Onun için de, Lenin’e göre, sömürgelerden Avrupa’ya akan kârları azaltan veya ortadan kaldırarak kapitalist ekonomik sistemi zayıflatan ve böylece Avrupa’da devrim ihtimalini arttıran sömürgelerdeki her türlü devrimci girişim uluslararası anti-emperyalist mücadelenin bir parçasıdır. Sömürge ülke devrimcilerinin politik görevi, ulusal devrimleri sosyalizmin inşasına yöneltmek için devrimin politik ideolojik önderliklerini ele geçirmektir.

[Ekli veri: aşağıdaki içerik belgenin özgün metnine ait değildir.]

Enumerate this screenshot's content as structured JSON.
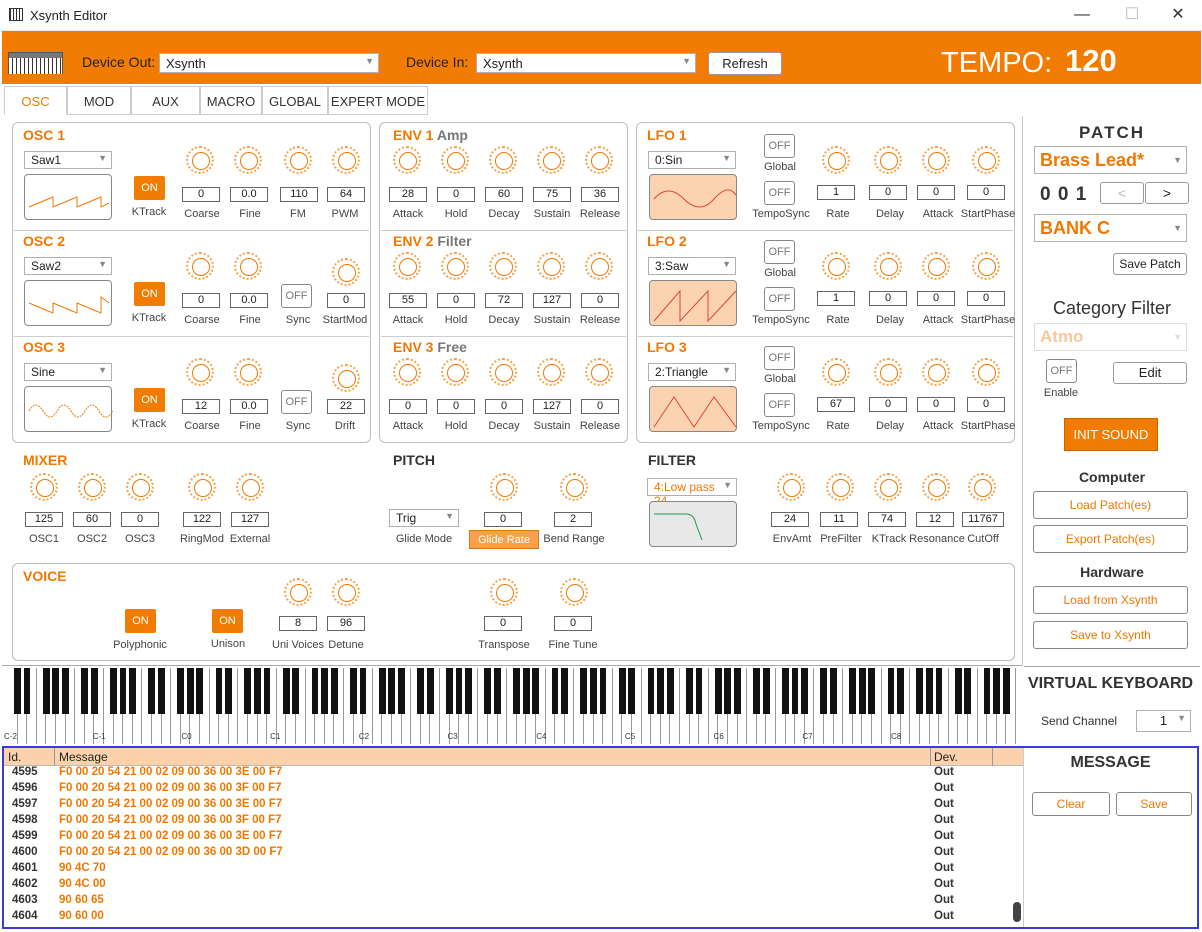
{
  "window": {
    "title": "Xsynth Editor",
    "minimize": "—",
    "maximize": "☐",
    "close": "✕"
  },
  "header": {
    "device_out_label": "Device Out:",
    "device_out_value": "Xsynth",
    "device_in_label": "Device In:",
    "device_in_value": "Xsynth",
    "refresh_label": "Refresh",
    "tempo_label": "TEMPO:",
    "tempo_value": "120"
  },
  "tabs": [
    "OSC",
    "MOD",
    "AUX",
    "MACRO",
    "GLOBAL",
    "EXPERT MODE"
  ],
  "osc": [
    {
      "title": "OSC 1",
      "wave": "Saw1",
      "ktrack": "ON",
      "coarse": "0",
      "fine": "0.0",
      "p3_val": "110",
      "p3_lbl": "FM",
      "p4_val": "64",
      "p4_lbl": "PWM",
      "ktrack_lbl": "KTrack"
    },
    {
      "title": "OSC 2",
      "wave": "Saw2",
      "ktrack": "ON",
      "coarse": "0",
      "fine": "0.0",
      "p3_val": "OFF",
      "p3_lbl": "Sync",
      "p4_val": "0",
      "p4_lbl": "StartMod",
      "ktrack_lbl": "KTrack"
    },
    {
      "title": "OSC 3",
      "wave": "Sine",
      "ktrack": "ON",
      "coarse": "12",
      "fine": "0.0",
      "p3_val": "OFF",
      "p3_lbl": "Sync",
      "p4_val": "22",
      "p4_lbl": "Drift",
      "ktrack_lbl": "KTrack"
    }
  ],
  "osc_labels": {
    "coarse": "Coarse",
    "fine": "Fine"
  },
  "env": [
    {
      "title": "ENV 1",
      "sub": "Amp",
      "values": [
        "28",
        "0",
        "60",
        "75",
        "36"
      ]
    },
    {
      "title": "ENV 2",
      "sub": "Filter",
      "values": [
        "55",
        "0",
        "72",
        "127",
        "0"
      ]
    },
    {
      "title": "ENV 3",
      "sub": "Free",
      "values": [
        "0",
        "0",
        "0",
        "127",
        "0"
      ]
    }
  ],
  "env_labels": [
    "Attack",
    "Hold",
    "Decay",
    "Sustain",
    "Release"
  ],
  "lfo": [
    {
      "title": "LFO 1",
      "wave": "0:Sin",
      "global": "OFF",
      "temposync": "OFF",
      "values": [
        "1",
        "0",
        "0",
        "0"
      ]
    },
    {
      "title": "LFO 2",
      "wave": "3:Saw",
      "global": "OFF",
      "temposync": "OFF",
      "values": [
        "1",
        "0",
        "0",
        "0"
      ]
    },
    {
      "title": "LFO 3",
      "wave": "2:Triangle",
      "global": "OFF",
      "temposync": "OFF",
      "values": [
        "67",
        "0",
        "0",
        "0"
      ]
    }
  ],
  "lfo_labels": {
    "global": "Global",
    "temposync": "TempoSync",
    "params": [
      "Rate",
      "Delay",
      "Attack",
      "StartPhase"
    ]
  },
  "mixer": {
    "title": "MIXER",
    "values": [
      "125",
      "60",
      "0",
      "122",
      "127"
    ],
    "labels": [
      "OSC1",
      "OSC2",
      "OSC3",
      "RingMod",
      "External"
    ]
  },
  "pitch": {
    "title": "PITCH",
    "glide_mode": "Trig",
    "glide_mode_lbl": "Glide Mode",
    "glide_rate": "0",
    "glide_rate_lbl": "Glide Rate",
    "bend_range": "2",
    "bend_range_lbl": "Bend Range"
  },
  "filter": {
    "title": "FILTER",
    "type": "4:Low pass 24",
    "values": [
      "24",
      "11",
      "74",
      "12",
      "11767"
    ],
    "labels": [
      "EnvAmt",
      "PreFilter",
      "KTrack",
      "Resonance",
      "CutOff"
    ]
  },
  "voice": {
    "title": "VOICE",
    "poly": "ON",
    "poly_lbl": "Polyphonic",
    "unison": "ON",
    "unison_lbl": "Unison",
    "uni_voices": "8",
    "uni_voices_lbl": "Uni Voices",
    "detune": "96",
    "detune_lbl": "Detune",
    "transpose": "0",
    "transpose_lbl": "Transpose",
    "finetune": "0",
    "finetune_lbl": "Fine Tune"
  },
  "patch": {
    "title": "PATCH",
    "name": "Brass Lead*",
    "number": "0 0 1",
    "prev": "<",
    "next": ">",
    "bank": "BANK C",
    "save_label": "Save Patch",
    "category_title": "Category Filter",
    "category_value": "Atmo",
    "enable_btn": "OFF",
    "enable_lbl": "Enable",
    "edit_label": "Edit",
    "init_label": "INIT  SOUND",
    "computer_title": "Computer",
    "load_patches": "Load Patch(es)",
    "export_patches": "Export Patch(es)",
    "hardware_title": "Hardware",
    "load_from": "Load from Xsynth",
    "save_to": "Save to Xsynth"
  },
  "keyboard": {
    "title": "VIRTUAL KEYBOARD",
    "send_channel_lbl": "Send Channel",
    "send_channel": "1",
    "octave_labels": [
      "C-2",
      "C-1",
      "C0",
      "C1",
      "C2",
      "C3",
      "C4",
      "C5",
      "C6",
      "C7",
      "C8"
    ]
  },
  "messages": {
    "title": "MESSAGE",
    "clear": "Clear",
    "save": "Save",
    "columns": [
      "Id.",
      "Message",
      "Dev."
    ],
    "rows": [
      {
        "id": "4595",
        "msg": "F0 00 20 54 21 00 02 09 00 36 00 3E 00 F7",
        "dev": "Out"
      },
      {
        "id": "4596",
        "msg": "F0 00 20 54 21 00 02 09 00 36 00 3F 00 F7",
        "dev": "Out"
      },
      {
        "id": "4597",
        "msg": "F0 00 20 54 21 00 02 09 00 36 00 3E 00 F7",
        "dev": "Out"
      },
      {
        "id": "4598",
        "msg": "F0 00 20 54 21 00 02 09 00 36 00 3F 00 F7",
        "dev": "Out"
      },
      {
        "id": "4599",
        "msg": "F0 00 20 54 21 00 02 09 00 36 00 3E 00 F7",
        "dev": "Out"
      },
      {
        "id": "4600",
        "msg": "F0 00 20 54 21 00 02 09 00 36 00 3D 00 F7",
        "dev": "Out"
      },
      {
        "id": "4601",
        "msg": "90 4C 70",
        "dev": "Out"
      },
      {
        "id": "4602",
        "msg": "90 4C 00",
        "dev": "Out"
      },
      {
        "id": "4603",
        "msg": "90 60 65",
        "dev": "Out"
      },
      {
        "id": "4604",
        "msg": "90 60 00",
        "dev": "Out"
      }
    ]
  }
}
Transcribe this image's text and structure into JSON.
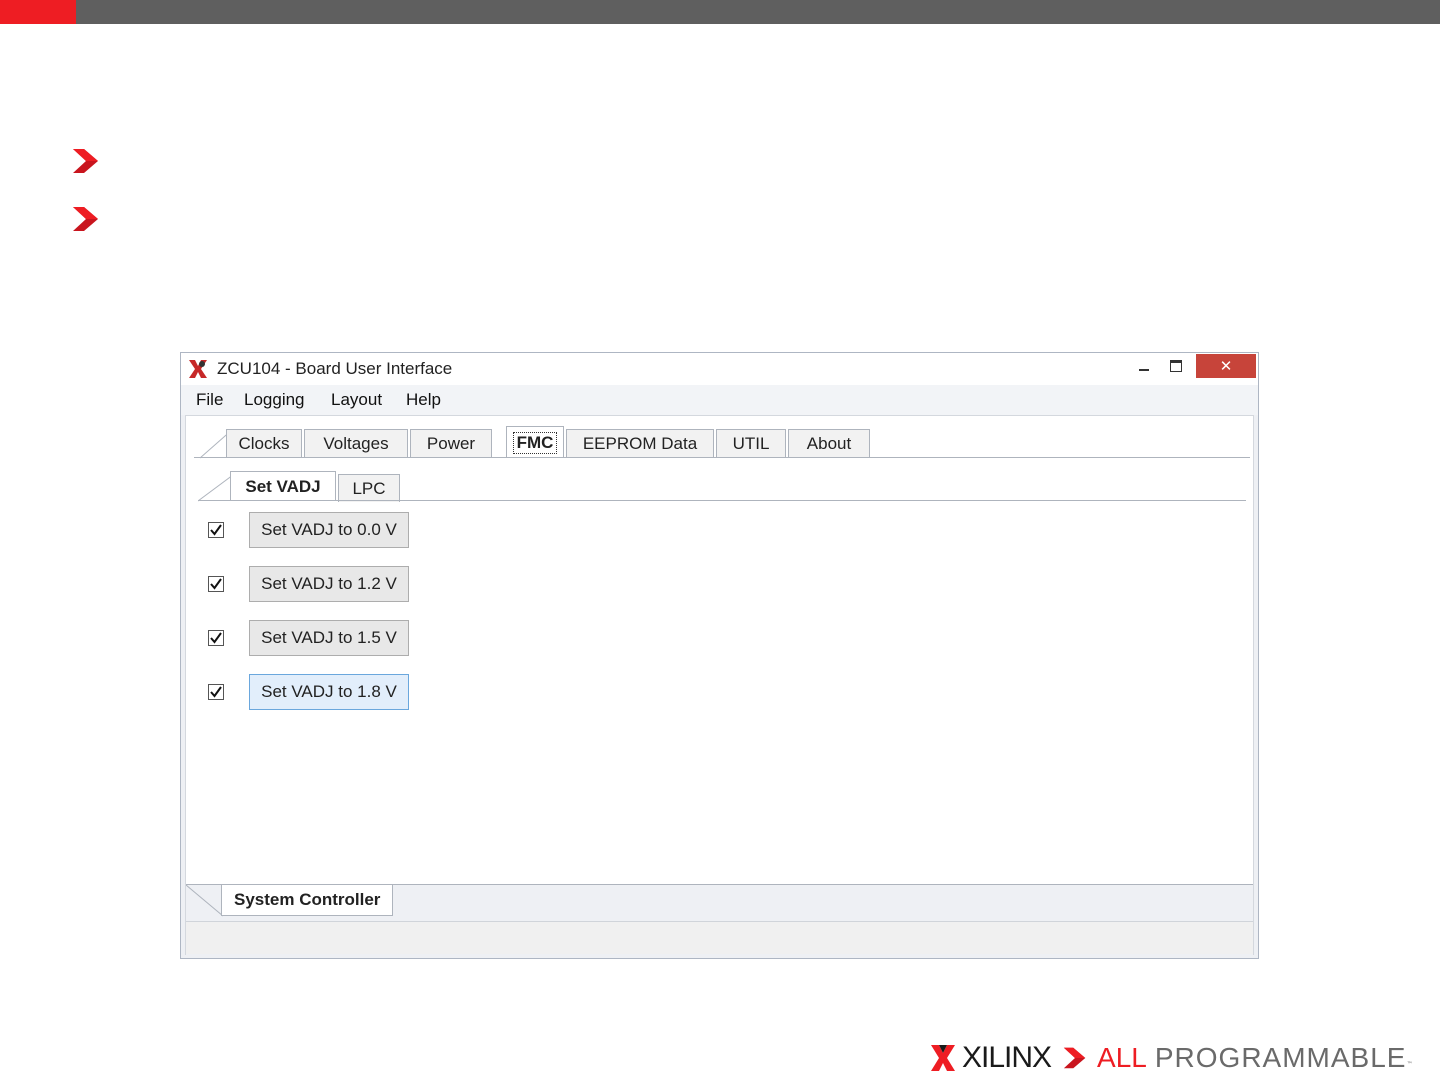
{
  "slide": {
    "brand": "XILINX",
    "tagline_all": "ALL",
    "tagline_rest": "PROGRAMMABLE",
    "trademark": "™",
    "colors": {
      "accent": "#ee1d23",
      "topbar": "#5f5f5f"
    }
  },
  "window": {
    "title": "ZCU104 - Board User Interface",
    "close_glyph": "✕",
    "menu": [
      {
        "label": "File"
      },
      {
        "label": "Logging"
      },
      {
        "label": "Layout"
      },
      {
        "label": "Help"
      }
    ],
    "tabs": [
      {
        "label": "Clocks"
      },
      {
        "label": "Voltages"
      },
      {
        "label": "Power"
      },
      {
        "label": "FMC",
        "selected": true
      },
      {
        "label": "EEPROM Data"
      },
      {
        "label": "UTIL"
      },
      {
        "label": "About"
      }
    ],
    "subtabs": [
      {
        "label": "Set VADJ",
        "selected": true
      },
      {
        "label": "LPC"
      }
    ],
    "vadj_rows": [
      {
        "checked": true,
        "button": "Set VADJ to 0.0 V"
      },
      {
        "checked": true,
        "button": "Set VADJ to 1.2 V"
      },
      {
        "checked": true,
        "button": "Set VADJ to 1.5 V"
      },
      {
        "checked": true,
        "button": "Set VADJ to 1.8 V",
        "hover": true
      }
    ],
    "bottom_tab": "System Controller"
  }
}
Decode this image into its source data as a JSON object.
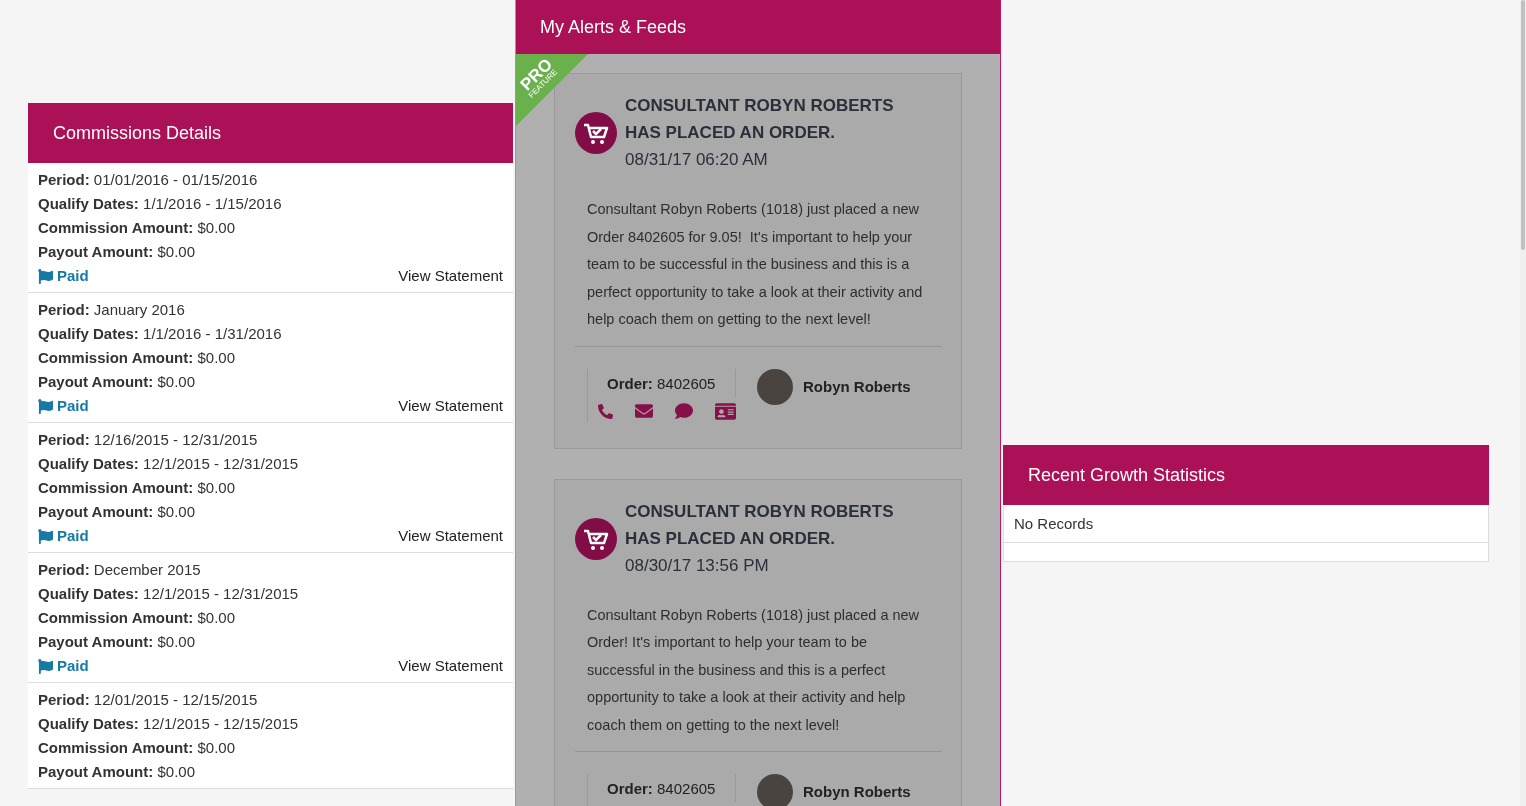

Sömürge ülkelerde ulusal ve toplumsal kurtuluş mücadelesi veren pek çok devrimci gibi Mao’yu da etkileyen şey, Lenin’in ulusal kurtuluş mücadelelerini Marksist politika pratiği içinde ele alıp, ideolojik alanda, anti-emperyalist mücadelenin bir parçası olarak anlamlandırmasıydı. Çünkü Lenin’in politika ideolojisi ve emperyalizm eleştirisi sadece sosyal devrimi değil, ulusal devrimi de temellendiriyordu. Lenin’in milliyetçiliği edinime tabi tutması Marksizmin sömürge ve yarı sömürge ülkeler bağlamında yeniden üretiminin yolunu açıyordu.[8] Genişleyen politika alanında Marksist politikayı yeniden kuran Lenin böylece, onu, ezilen ulus kimliklerine de açmış oluyordu. Lenin politikayı kendi olasılık koşullarına tabi tutarak, Marksist politikanın var olmasını işçi ve sınıf mücadelelerinin koşullarına bağlamaktan çıkarmış, politikanın var olması için kendisine bir alan inşa etmesi gerektiğini belirtmiştir. Mevcut toplumsal düzene karşı çıkmak ne bilincin ne de sınıfın verili koşuludur. Politika için örgüt şarttır, örgüt olmadan politika yapılamaz. Bununla Lenin sömürgecilik karşıtı mücadeleleri yerel, lokal mücadeleler olmaktan çıkarıp dünya devriminin bir parçası haline getirerek, Marksizme evrensel bir boyut katarken, Marksizmi Avrupa merkezli olmaktan da çıkarmıştır.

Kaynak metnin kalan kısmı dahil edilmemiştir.